Most organizations are deploying AI faster than they’re building security controls for it. The result is a growing gap between what AI can do in your environment and what your security team can actually see or defend.
AI security governance is about closing that gap — establishing a structured set of policies, controls, and oversight mechanisms before an incident forces the conversation.
The Four Pillars
**AI Asset Inventory**
You can’t secure what you don’t know exists. Build a comprehensive catalog of every AI model, AI-enabled tool, and AI-integrated system in your environment. This includes vendor-hosted models your users access through SaaS applications, internal models served via APIs, and anything connected to your data pipelines. Treat this inventory with the same rigor you’d apply to your critical asset list.
**Model Risk Tiering**
Not all AI systems carry the same risk. A model that summarizes internal documents sits in a different risk category than one that makes access control decisions or processes customer PII. Tier your models by consequence: what happens if this model is compromised, poisoned, or leaks data? Use that consequence level to drive controls — higher tier means stricter access controls, more logging, and more frequent evaluation.
**Input and Output Monitoring**
AI systems are an attack surface through their inputs and outputs. Monitor for adversarial inputs — prompt injection attempts, malformed requests designed to bypass safeguards, or data that signals reconnaissance against your AI infrastructure. Log AI outputs with enough context to support forensic investigation if something goes wrong. This is also where you catch model behavior drift that might indicate tampering.

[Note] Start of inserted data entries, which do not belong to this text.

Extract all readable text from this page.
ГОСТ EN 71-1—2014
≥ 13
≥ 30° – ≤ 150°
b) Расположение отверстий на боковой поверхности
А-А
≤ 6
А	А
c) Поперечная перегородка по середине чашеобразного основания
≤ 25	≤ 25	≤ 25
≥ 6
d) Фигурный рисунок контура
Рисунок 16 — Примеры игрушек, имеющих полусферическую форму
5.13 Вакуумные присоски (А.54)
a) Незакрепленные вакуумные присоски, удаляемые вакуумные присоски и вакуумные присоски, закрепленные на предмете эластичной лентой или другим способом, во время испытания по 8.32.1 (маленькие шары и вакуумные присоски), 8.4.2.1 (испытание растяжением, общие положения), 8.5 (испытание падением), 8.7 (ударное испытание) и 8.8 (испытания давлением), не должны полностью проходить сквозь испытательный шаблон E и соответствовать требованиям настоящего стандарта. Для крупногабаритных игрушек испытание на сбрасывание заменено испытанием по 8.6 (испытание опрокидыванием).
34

**Incident Response for AI-Specific Breaches**
Your existing IR playbook probably doesn’t cover what happens when a threat actor manipulates a model’s behavior, steals training data, or uses your AI system as an attack vector against other targets. Build AI-specific scenarios into your tabletop exercises. Define escalation paths, containment steps, and communication protocols for AI incidents before they happen.
Mapping Controls to ATLAS
MITRE ATLAS — the Adversarial Threat Landscape for Artificial-Intelligence Systems — documents the specific techniques adversaries use against AI systems. Once you have your AI inventory and risk tiers, you can map your existing controls against ATLAS techniques most relevant to your environment. Gaps in coverage become your priority remediation list.
Getting Started Without Paralysis
You don’t need to build all four pillars at once. Start with inventory and tiering — those two steps alone give your team enough visibility to have an honest conversation about AI risk. From there, add monitoring where the consequence of an incident is highest, and build the IR playbook as a distinct workstream.
The organizations that will be in the best position two years from now are the ones that started building governance structures today. Not perfect structures — just functional ones, with enough foundation to grow as the threat landscape evolves.